L’influenza israeliana si è accresciuta mentre quella iraniana si è erosa, scatenando infinite querelle su sovranità e politica nei Paesi del Levante, coinvolti altrimenti nelle proiezioni israeliane o neo ottomane. Di fatto, la Turchia sfrutta l’instabilità damascena per raggiungere i propri obiettivi strategici, che contemplano il contenimento curdo e l’espansione dell’influenza regionale anatolica nel mondo islamico. Le posizioni verso Tel Aviv non sono ancora chiare, ma non c’è dubbio che sia troppo pericoloso lasciare che le armi rimangano disponibili, aspetto che va associato al controllo curdo del confine siro-libanese, gradito da Israele, proteso a prevenire il contrabbando di armi iraniane verso Hezbollah. Rimane il fatto che Ankara confida nel suo potere specialmente al nord, mirando a trasformare la Siria in un satellite alla stessa stregua della Repubblica turca di Cipro nord, magari spingendo per un’alleanza militare ancor più vincolante con il nuovo regime. Il concetto neottomano dell’AKP, almeno nelle intenzioni, punta al ripristino dell’influenza regionale in aree di passata pertinenza imperiale e dove, in concreto, Russia e Iran hanno fallito; la proiezione turca va oltre la questione palestinese, benché risenta ancora delle mai assunte responsabilità per il genocidio armeno. I rischi incombono su tutti gli attori; per Israele, in questo nuovo contesto, sussiste la minaccia della presenza di una forza sunnita sui confini; per detenere il controllo su un’area strategica come quella delle alture del Golan, punto di osservazione privilegiato su vicini inquieti, Tel Aviv ha lanciato la campagna aerea Freccia di Bashan, che ha distrutto il 70% delle infrastrutture strategiche di Damasco. L’Iran, al momento il vero perdente della competizione, ha visto crollare il corridoio terrestre pro Hezbollah. Un definitivo ingresso turco sul proscenio sancirebbe la perdita ultima della Siria come partner iraniano; le rivalità tra gli attori siriano, turco, israeliano, iraniano, non potranno che acuire l’instabilità, anche alla luce dell’intento ancirano di rinnovare, per quanto possibile, i fasti ottomani a suo tempo sviliti dagli accordi di Sykes-Picot e dalle successive vedute d’insieme del Presidente Wilson.

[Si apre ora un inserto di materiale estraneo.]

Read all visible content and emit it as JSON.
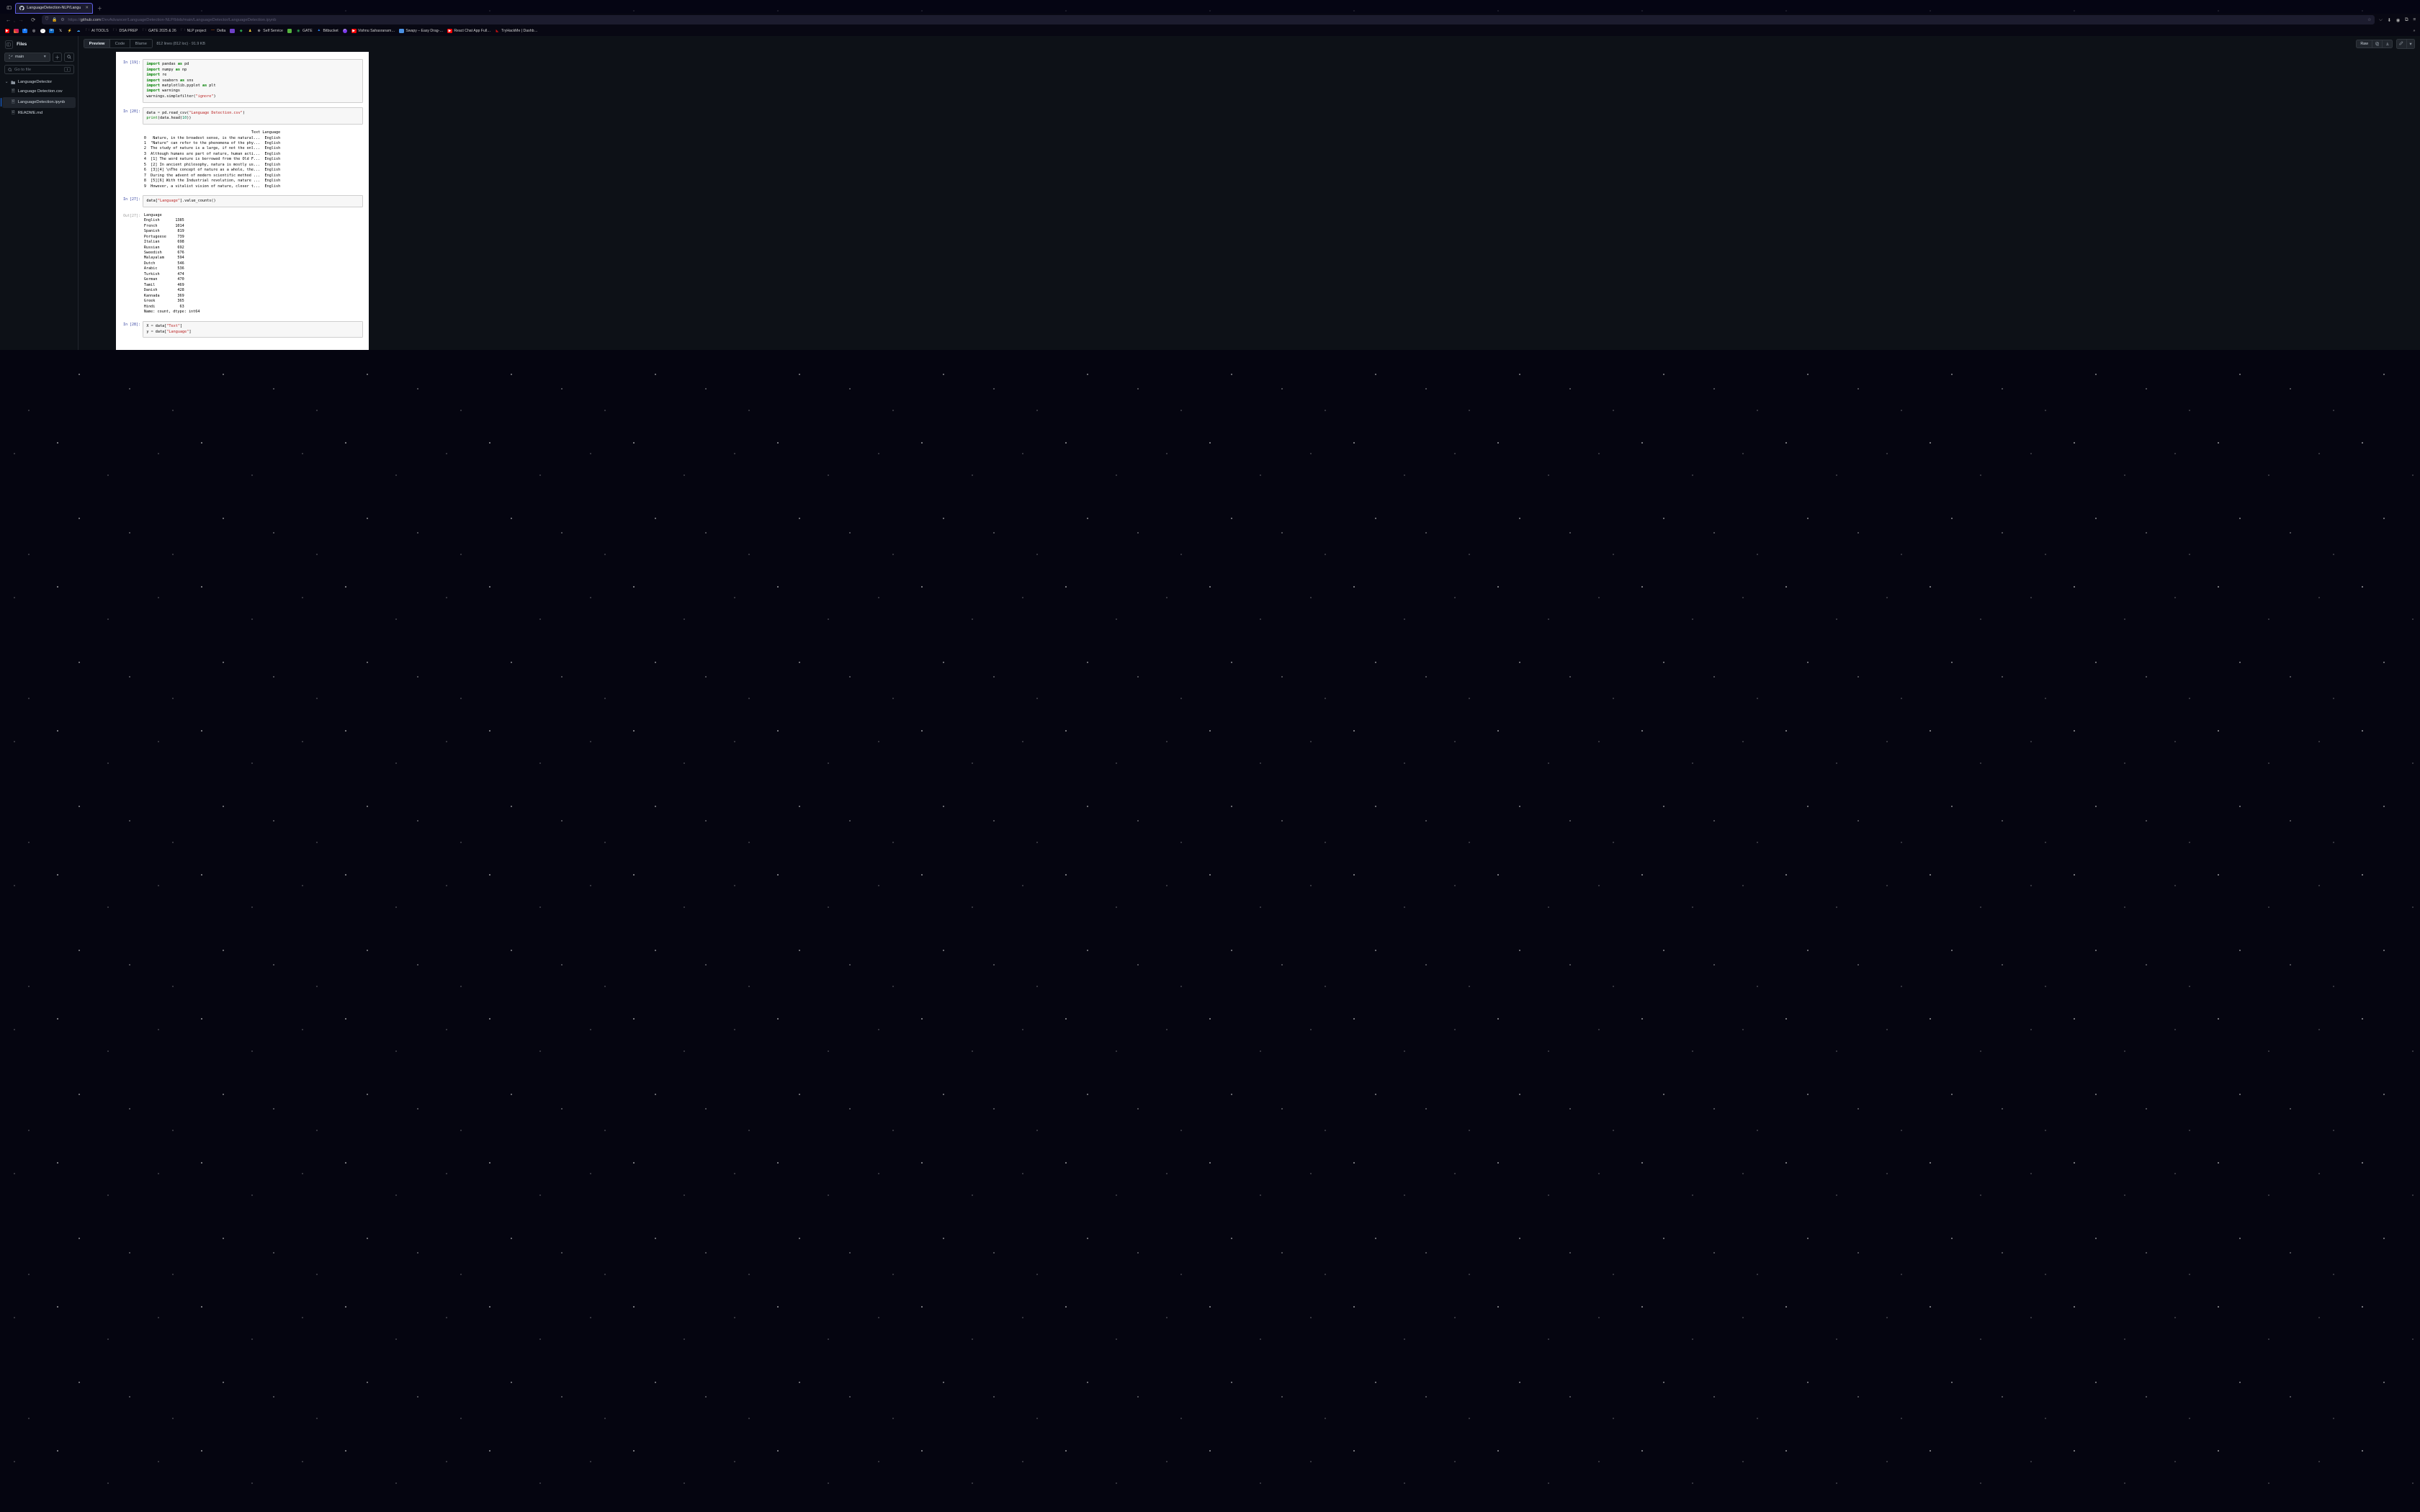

In cauda venenum, ultime note geopolitiche. La Turchia di fatto torna a minacciare l’esistenza dell’amministrazione autonoma a maggioranza curda a nord est, da inquadrare alla luce sia degli appelli al disarmo lanciati da Ocalan, sia del prevedibile disimpegno americano, sia del sostanziale supporto israeliano che potrebbe provocare una rinnovata presenza anatolica nella Siria meridionale, luogo d’elezione gerosolimitano. Problema da non sottovalutare, le divisioni interne tra le fazioni curde ed il sostegno offerto da Tel Aviv a formazioni curde nel nord iraqeno che si oppongono alla resistenza. Da notare come viga ancora il principio israeliano della politica periferica basata sulla ricerca di amici non arabi, che infrangano il cerchio ostile dei vicini; ecco dunque che tornano in voga drusi e curdi, poco intenzionati a deporre le armi laddove privi di adeguate garanzie. L’ultimo attore rimane dunque l’esecutivo damasceno, ondeggiante, sostanzialmente ancora indefinibile, in una situazione complessiva che esalta un costante stato di caos controllato.